Le religioni appaiono in genere strutturate
per sistemi politici del passato. E’ il caso della nostra confessione
religiosa, organizzata come un impero feudale. Le democrazie vorrebbero
religioni più adatte ai loro ideali. E’ cosa che si tentò di fare durante i
processi democratici che si produssero nella Francia di fine Settecento, ma non
funzionò. Attraverso le religioni ci colleghiamo agli avi e vorremmo che i
nostri posteri pensassero a noi come noi pensiamo a chi ci ha preceduto. E’
esperienza comune aver appreso gran parte di ciò che si sa e che è utile in
società dai genitori, ma è anche l’identità sociale che è legata a loro.

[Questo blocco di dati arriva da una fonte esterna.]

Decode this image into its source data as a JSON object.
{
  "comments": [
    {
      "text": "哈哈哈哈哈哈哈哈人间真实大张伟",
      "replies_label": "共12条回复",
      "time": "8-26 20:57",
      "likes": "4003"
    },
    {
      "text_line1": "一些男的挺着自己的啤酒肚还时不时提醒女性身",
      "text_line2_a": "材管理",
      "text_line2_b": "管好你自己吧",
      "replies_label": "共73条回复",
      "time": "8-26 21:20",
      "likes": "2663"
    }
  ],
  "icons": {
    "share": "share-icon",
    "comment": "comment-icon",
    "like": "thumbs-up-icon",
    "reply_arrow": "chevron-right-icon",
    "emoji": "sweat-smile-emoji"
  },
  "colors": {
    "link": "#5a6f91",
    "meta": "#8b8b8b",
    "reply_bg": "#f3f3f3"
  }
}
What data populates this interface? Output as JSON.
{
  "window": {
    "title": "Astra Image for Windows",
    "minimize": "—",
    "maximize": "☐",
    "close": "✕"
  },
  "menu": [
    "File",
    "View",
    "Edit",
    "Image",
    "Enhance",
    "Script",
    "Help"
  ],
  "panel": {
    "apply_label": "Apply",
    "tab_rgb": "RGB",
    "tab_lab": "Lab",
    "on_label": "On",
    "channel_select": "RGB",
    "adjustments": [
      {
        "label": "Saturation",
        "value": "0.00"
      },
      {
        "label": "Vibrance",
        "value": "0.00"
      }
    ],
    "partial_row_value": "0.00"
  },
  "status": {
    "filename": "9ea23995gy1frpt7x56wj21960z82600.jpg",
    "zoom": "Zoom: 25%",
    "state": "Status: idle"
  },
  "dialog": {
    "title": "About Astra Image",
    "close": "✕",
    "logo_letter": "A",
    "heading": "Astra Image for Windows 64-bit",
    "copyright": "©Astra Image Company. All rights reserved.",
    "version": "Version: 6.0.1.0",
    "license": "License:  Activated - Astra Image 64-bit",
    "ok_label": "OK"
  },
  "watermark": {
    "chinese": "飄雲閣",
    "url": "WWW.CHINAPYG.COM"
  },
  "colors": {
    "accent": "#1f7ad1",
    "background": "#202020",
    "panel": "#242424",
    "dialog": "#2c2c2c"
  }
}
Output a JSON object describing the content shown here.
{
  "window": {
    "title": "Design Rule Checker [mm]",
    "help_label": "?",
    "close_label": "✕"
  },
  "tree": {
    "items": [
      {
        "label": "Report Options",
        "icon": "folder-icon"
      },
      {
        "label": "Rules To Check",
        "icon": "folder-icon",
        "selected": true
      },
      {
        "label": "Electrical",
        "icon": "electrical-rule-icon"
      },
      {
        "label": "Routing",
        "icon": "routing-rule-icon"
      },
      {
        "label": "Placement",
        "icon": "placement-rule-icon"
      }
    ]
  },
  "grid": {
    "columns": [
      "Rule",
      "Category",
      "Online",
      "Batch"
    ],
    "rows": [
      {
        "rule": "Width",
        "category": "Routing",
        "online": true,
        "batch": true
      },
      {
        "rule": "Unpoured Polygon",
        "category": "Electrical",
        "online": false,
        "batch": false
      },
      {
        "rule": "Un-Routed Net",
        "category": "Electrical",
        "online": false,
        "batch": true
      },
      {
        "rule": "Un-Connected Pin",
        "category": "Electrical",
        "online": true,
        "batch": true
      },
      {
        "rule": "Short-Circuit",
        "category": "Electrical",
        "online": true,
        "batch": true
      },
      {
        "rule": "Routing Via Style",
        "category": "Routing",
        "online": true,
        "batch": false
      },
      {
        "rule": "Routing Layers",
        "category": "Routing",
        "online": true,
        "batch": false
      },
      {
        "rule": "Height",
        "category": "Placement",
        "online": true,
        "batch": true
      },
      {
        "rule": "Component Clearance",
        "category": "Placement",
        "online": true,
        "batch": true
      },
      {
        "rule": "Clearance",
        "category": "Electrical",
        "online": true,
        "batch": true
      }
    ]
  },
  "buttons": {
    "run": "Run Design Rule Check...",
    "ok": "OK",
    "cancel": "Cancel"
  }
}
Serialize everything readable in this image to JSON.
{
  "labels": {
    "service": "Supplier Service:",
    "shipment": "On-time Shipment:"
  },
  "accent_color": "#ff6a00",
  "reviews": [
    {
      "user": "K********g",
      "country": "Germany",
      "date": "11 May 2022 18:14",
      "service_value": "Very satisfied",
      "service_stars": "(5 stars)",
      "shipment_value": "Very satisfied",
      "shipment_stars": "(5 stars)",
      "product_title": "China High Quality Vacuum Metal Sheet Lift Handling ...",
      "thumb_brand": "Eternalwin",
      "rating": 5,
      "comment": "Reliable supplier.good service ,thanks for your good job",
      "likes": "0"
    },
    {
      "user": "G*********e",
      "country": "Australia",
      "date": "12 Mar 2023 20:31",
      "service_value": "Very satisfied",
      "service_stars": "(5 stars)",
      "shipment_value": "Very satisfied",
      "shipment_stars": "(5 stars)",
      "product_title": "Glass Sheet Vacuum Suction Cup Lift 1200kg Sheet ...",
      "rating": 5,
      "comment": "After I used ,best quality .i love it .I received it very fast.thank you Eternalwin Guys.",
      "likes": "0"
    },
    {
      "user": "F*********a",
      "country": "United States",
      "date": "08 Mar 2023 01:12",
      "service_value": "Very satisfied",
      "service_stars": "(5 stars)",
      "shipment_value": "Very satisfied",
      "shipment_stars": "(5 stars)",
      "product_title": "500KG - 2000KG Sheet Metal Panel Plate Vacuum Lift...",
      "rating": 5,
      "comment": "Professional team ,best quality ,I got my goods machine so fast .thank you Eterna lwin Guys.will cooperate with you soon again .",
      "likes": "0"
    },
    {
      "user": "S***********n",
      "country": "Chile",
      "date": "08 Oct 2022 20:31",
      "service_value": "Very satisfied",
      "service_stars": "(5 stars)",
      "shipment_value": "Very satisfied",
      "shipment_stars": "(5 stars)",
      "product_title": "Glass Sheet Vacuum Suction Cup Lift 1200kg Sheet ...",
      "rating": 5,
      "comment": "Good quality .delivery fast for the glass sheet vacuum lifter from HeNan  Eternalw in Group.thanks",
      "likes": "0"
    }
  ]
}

Parliamo di patria e richiamiamo l’idea di un padre. L’archetipo, il modello più
antico, di società civile è la tribù,
piuttosto vicina alle esperienze sociali che osserviamo in altri primati, i
viventi che dal punto di vista biologico ci somigliano di più. Nelle società
tribali sono sorte le più antiche religioni. L’idea che le potenze soprannaturali alle
quali si rivolgono le religioni fossero compassionevoli verso l’umanità è uno
sviluppo tutto sommato piuttosto recente. Le religioni più antiche si
affannavano a accattivarsi il favore di potenze capricciose e crudeli. Nelle
religioni compassionevoli troviamo l’origine delle idee di base delle
democrazie. Ecco il collegamento ancora vitale.
Accordare religioni compassionevoli e
democrazia ha creato problemi per la politica che c’era in mezzo. Infatti la
politica si era sacralizzata secondo quelle religioni, vale a dire che
proponeva il proprio potere come assoluto,
quindi insindacabile, come le potenze soprannaturali alle quali le religioni si
rivolgevano. E la politica sacralizzata non era democratica: dominavano
dinastie di sovrani. In democrazia si vorrebbe che tutti divenissero sovrani. E’ questo quello che si
propone proclamando che la sovranità appartiene al popolo.
Agli inizi del Novecento l’idea che
democrazia e religione potessero andare d’accordo fu considerata eretica in Italia.
Ma non era considerata tale, ad esempio, in Gran Bretagna e negli Stati Uniti d’America.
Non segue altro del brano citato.